I am not represented in my government. My voice is silenced by a few men at the pinnacle of political parties in representative assemblies at the state or national level. They exercise their power by controlling electioneering money, primary threats, or initiatives of my elected representative. They maintain power by gerrymandering, controlled political contributions and requiring lockstep voting in their respective chambers. I am not represented because party comes first.

At the national level, this pseudo democracy controlled by party politics stops any action on gun control, immigration policy, health care, meeting infrastructure needs and unfettered actions by a rogue president and many other pieces of needed legislation.

The same is true at my state level, where control is the hands of the other party. The result is the same, with legislation and spending is only accomplished through the approval of one individual elected by a small constituency of under 100,000 voters in a state of 13 million.
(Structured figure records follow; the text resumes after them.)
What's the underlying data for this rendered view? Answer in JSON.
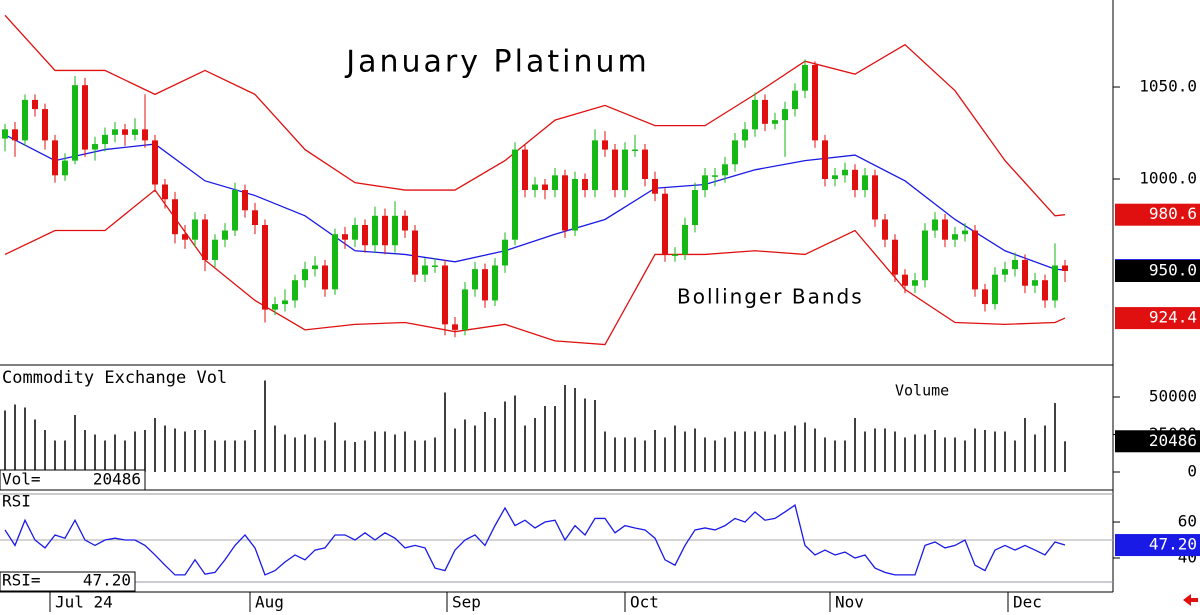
{
  "chart_data": [
    {
      "type": "candlestick",
      "title": "January Platinum",
      "annotation": "Bollinger Bands",
      "up_color": "#16b816",
      "down_color": "#e01010",
      "xlim": [
        -0.5,
        110.5
      ],
      "ylim": [
        898.9,
        1097.3
      ],
      "yticks": [
        {
          "value": 1000,
          "label": "1000.0"
        },
        {
          "value": 1050,
          "label": "1050.0"
        }
      ],
      "ohlc": [
        [
          1022,
          1030,
          1015,
          1027
        ],
        [
          1027,
          1031,
          1012,
          1021
        ],
        [
          1021,
          1046,
          1018,
          1043
        ],
        [
          1043,
          1046,
          1034,
          1038
        ],
        [
          1038,
          1041,
          1016,
          1021
        ],
        [
          1021,
          1024,
          998,
          1002
        ],
        [
          1002,
          1014,
          999,
          1010
        ],
        [
          1010,
          1056,
          1008,
          1051
        ],
        [
          1051,
          1055,
          1012,
          1016
        ],
        [
          1016,
          1023,
          1010,
          1019
        ],
        [
          1019,
          1028,
          1015,
          1024
        ],
        [
          1024,
          1031,
          1020,
          1027
        ],
        [
          1027,
          1030,
          1018,
          1024
        ],
        [
          1024,
          1033,
          1021,
          1027
        ],
        [
          1027,
          1046,
          1017,
          1021
        ],
        [
          1021,
          1024,
          993,
          997
        ],
        [
          997,
          1000,
          984,
          989
        ],
        [
          989,
          993,
          965,
          970
        ],
        [
          970,
          975,
          962,
          967
        ],
        [
          967,
          982,
          963,
          978
        ],
        [
          978,
          981,
          950,
          956
        ],
        [
          956,
          970,
          952,
          967
        ],
        [
          967,
          976,
          963,
          972
        ],
        [
          972,
          998,
          969,
          994
        ],
        [
          994,
          997,
          979,
          983
        ],
        [
          983,
          987,
          970,
          975
        ],
        [
          975,
          978,
          922,
          929
        ],
        [
          929,
          936,
          926,
          932
        ],
        [
          932,
          940,
          928,
          934
        ],
        [
          934,
          948,
          930,
          945
        ],
        [
          945,
          955,
          941,
          951
        ],
        [
          951,
          958,
          947,
          953
        ],
        [
          953,
          956,
          936,
          940
        ],
        [
          940,
          973,
          937,
          970
        ],
        [
          970,
          974,
          962,
          967
        ],
        [
          967,
          979,
          963,
          975
        ],
        [
          975,
          978,
          960,
          964
        ],
        [
          964,
          985,
          960,
          980
        ],
        [
          980,
          984,
          959,
          964
        ],
        [
          964,
          988,
          960,
          980
        ],
        [
          980,
          983,
          968,
          972
        ],
        [
          972,
          975,
          944,
          948
        ],
        [
          948,
          957,
          944,
          953
        ],
        [
          953,
          957,
          949,
          953
        ],
        [
          953,
          956,
          915,
          921
        ],
        [
          921,
          925,
          914,
          918
        ],
        [
          918,
          944,
          915,
          940
        ],
        [
          940,
          955,
          936,
          951
        ],
        [
          951,
          954,
          930,
          934
        ],
        [
          934,
          957,
          931,
          953
        ],
        [
          953,
          971,
          949,
          967
        ],
        [
          967,
          1020,
          964,
          1016
        ],
        [
          1016,
          1019,
          990,
          994
        ],
        [
          994,
          1001,
          990,
          997
        ],
        [
          997,
          1000,
          989,
          994
        ],
        [
          994,
          1006,
          990,
          1002
        ],
        [
          1002,
          1005,
          968,
          972
        ],
        [
          972,
          1004,
          969,
          1000
        ],
        [
          1000,
          1003,
          990,
          994
        ],
        [
          994,
          1027,
          990,
          1021
        ],
        [
          1021,
          1026,
          1012,
          1016
        ],
        [
          1016,
          1019,
          990,
          994
        ],
        [
          994,
          1020,
          990,
          1016
        ],
        [
          1016,
          1024,
          1012,
          1016
        ],
        [
          1016,
          1019,
          996,
          1000
        ],
        [
          1000,
          1004,
          988,
          992
        ],
        [
          992,
          995,
          955,
          959
        ],
        [
          959,
          963,
          955,
          959
        ],
        [
          959,
          979,
          956,
          975
        ],
        [
          975,
          998,
          971,
          994
        ],
        [
          994,
          1006,
          990,
          1002
        ],
        [
          1002,
          1006,
          996,
          1002
        ],
        [
          1002,
          1012,
          998,
          1008
        ],
        [
          1008,
          1025,
          1004,
          1021
        ],
        [
          1021,
          1031,
          1017,
          1027
        ],
        [
          1027,
          1047,
          1023,
          1043
        ],
        [
          1043,
          1046,
          1026,
          1030
        ],
        [
          1030,
          1036,
          1027,
          1032
        ],
        [
          1032,
          1042,
          1012,
          1038
        ],
        [
          1038,
          1052,
          1034,
          1048
        ],
        [
          1048,
          1065,
          1044,
          1062
        ],
        [
          1062,
          1064,
          1017,
          1021
        ],
        [
          1021,
          1024,
          996,
          1000
        ],
        [
          1000,
          1006,
          996,
          1002
        ],
        [
          1002,
          1009,
          998,
          1005
        ],
        [
          1005,
          1008,
          990,
          994
        ],
        [
          994,
          1006,
          990,
          1002
        ],
        [
          1002,
          1005,
          974,
          978
        ],
        [
          978,
          981,
          963,
          967
        ],
        [
          967,
          970,
          944,
          948
        ],
        [
          948,
          951,
          938,
          942
        ],
        [
          942,
          949,
          938,
          945
        ],
        [
          945,
          976,
          941,
          972
        ],
        [
          972,
          982,
          968,
          978
        ],
        [
          978,
          981,
          963,
          967
        ],
        [
          967,
          974,
          963,
          970
        ],
        [
          970,
          976,
          966,
          972
        ],
        [
          972,
          975,
          936,
          940
        ],
        [
          940,
          943,
          928,
          932
        ],
        [
          932,
          952,
          929,
          948
        ],
        [
          948,
          955,
          944,
          951
        ],
        [
          951,
          960,
          947,
          956
        ],
        [
          956,
          959,
          938,
          942
        ],
        [
          942,
          949,
          938,
          945
        ],
        [
          945,
          948,
          930,
          934
        ],
        [
          934,
          965,
          930,
          953
        ],
        [
          953,
          956,
          944,
          950
        ]
      ],
      "last_close_label": "950.0",
      "last_close_color": "#000000",
      "band_x": [
        0,
        5,
        10,
        15,
        20,
        25,
        30,
        35,
        40,
        45,
        50,
        55,
        60,
        65,
        70,
        75,
        80,
        85,
        90,
        95,
        100,
        105,
        106
      ],
      "bands": [
        {
          "color": "#1a1ae6",
          "values": [
            1024,
            1010,
            1016,
            1019,
            999,
            991,
            980,
            961,
            959,
            955,
            961,
            970,
            978,
            995,
            997,
            1005,
            1010,
            1013,
            999,
            978,
            961,
            951,
            950.5
          ]
        },
        {
          "color": "#e01010",
          "values": [
            1089,
            1059,
            1059,
            1046,
            1059,
            1046,
            1016,
            998,
            994,
            994,
            1010,
            1032,
            1040,
            1029,
            1029,
            1046,
            1064,
            1057,
            1073,
            1048,
            1010,
            980,
            980.6
          ]
        },
        {
          "color": "#e01010",
          "values": [
            959,
            972,
            972,
            994,
            956,
            934,
            918,
            921,
            922,
            917,
            921,
            912,
            910,
            959,
            959,
            961,
            959,
            972,
            940,
            922,
            921,
            922,
            924.4
          ]
        }
      ]
    },
    {
      "type": "bar",
      "title": "Commodity Exchange Vol",
      "annotation": "Volume",
      "readout_label": "Vol=",
      "color": "#000000",
      "xlim": [
        -0.5,
        110.5
      ],
      "ylim": [
        -12000,
        70667
      ],
      "yticks": [
        0,
        25000,
        50000
      ],
      "values": [
        41000,
        45000,
        43000,
        35000,
        28000,
        21000,
        21000,
        38000,
        28000,
        25000,
        21000,
        25000,
        21000,
        27000,
        28000,
        36000,
        31000,
        29000,
        27000,
        28000,
        28000,
        21000,
        21000,
        21000,
        21000,
        28000,
        61000,
        31000,
        25000,
        23000,
        25000,
        23000,
        21000,
        33000,
        21000,
        20000,
        21000,
        27000,
        27000,
        25000,
        27000,
        21000,
        21000,
        23000,
        53000,
        29000,
        35000,
        31000,
        40000,
        36000,
        47000,
        51000,
        31000,
        36000,
        44000,
        44000,
        58000,
        56000,
        49000,
        48000,
        27000,
        23000,
        23000,
        23000,
        21000,
        28000,
        23000,
        31000,
        27000,
        29000,
        23000,
        21000,
        23000,
        27000,
        27000,
        27000,
        27000,
        25000,
        27000,
        31000,
        33000,
        29000,
        23000,
        21000,
        21000,
        36000,
        27000,
        29000,
        29000,
        27000,
        23000,
        25000,
        25000,
        28000,
        23000,
        23000,
        21000,
        29000,
        28000,
        27000,
        27000,
        21000,
        36000,
        25000,
        31000,
        46000,
        20486
      ]
    },
    {
      "type": "line",
      "title": "RSI",
      "readout_label": "RSI=",
      "last_value_label": "47.20",
      "color": "#1a1ae6",
      "xlim": [
        -0.5,
        110.5
      ],
      "ylim": [
        21.1,
        77.8
      ],
      "yticks": [
        40,
        60
      ],
      "reference_lines": [
        50
      ],
      "xticks": [
        {
          "value": 4.5,
          "label": "Jul 24"
        },
        {
          "value": 24.5,
          "label": "Aug"
        },
        {
          "value": 44.2,
          "label": "Sep"
        },
        {
          "value": 62,
          "label": "Oct"
        },
        {
          "value": 82.5,
          "label": "Nov"
        },
        {
          "value": 100.3,
          "label": "Dec"
        }
      ],
      "values": [
        55.6,
        47,
        61,
        50,
        45.6,
        52.8,
        51,
        61,
        50,
        47,
        50,
        51,
        50,
        50,
        47,
        41.7,
        36,
        30.6,
        30.6,
        39,
        31,
        32,
        39,
        47,
        52.8,
        45.6,
        30.6,
        33,
        37.8,
        41.7,
        39,
        44.4,
        45.6,
        52.8,
        52.8,
        50,
        54,
        50,
        54,
        51,
        45.6,
        47,
        45.6,
        34.4,
        33,
        44.4,
        50,
        52.8,
        47,
        58,
        67.8,
        58,
        61,
        56.7,
        60,
        61,
        50,
        58,
        52.8,
        62,
        62,
        54,
        58,
        56.7,
        55.6,
        51,
        39,
        36,
        47,
        55.6,
        56.7,
        55.6,
        58,
        62,
        60,
        65.6,
        61,
        62,
        65.6,
        69.4,
        47,
        41.7,
        44.4,
        41.7,
        43.3,
        40,
        41.7,
        34.4,
        32,
        30.6,
        30.6,
        30.6,
        47,
        48.9,
        45.6,
        47,
        50,
        36,
        33,
        44.4,
        47,
        44.4,
        47,
        44.4,
        41.7,
        48.9,
        47.2
      ]
    }
  ]
}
This failure to truly discuss and debate spending and policy leads to poor to bad results and built in inequality. Open discussion and committee hearings lead to consideration of fact and experience-based legislation that works for all residents should be expected from our represented assemblies.

Party-based philosophies can be invoked in the writing process, but the output should be based on reason and a truly independent and public vote of our representatives, not in a caucus vote behind closed doors and ratified in dictated party line votes in the assemblies.

The current process is not representative in any sense. The solution is allowing the assemblies member to freely vote representing their constituents without fear of retaliation by an overly powerful or moneyed party.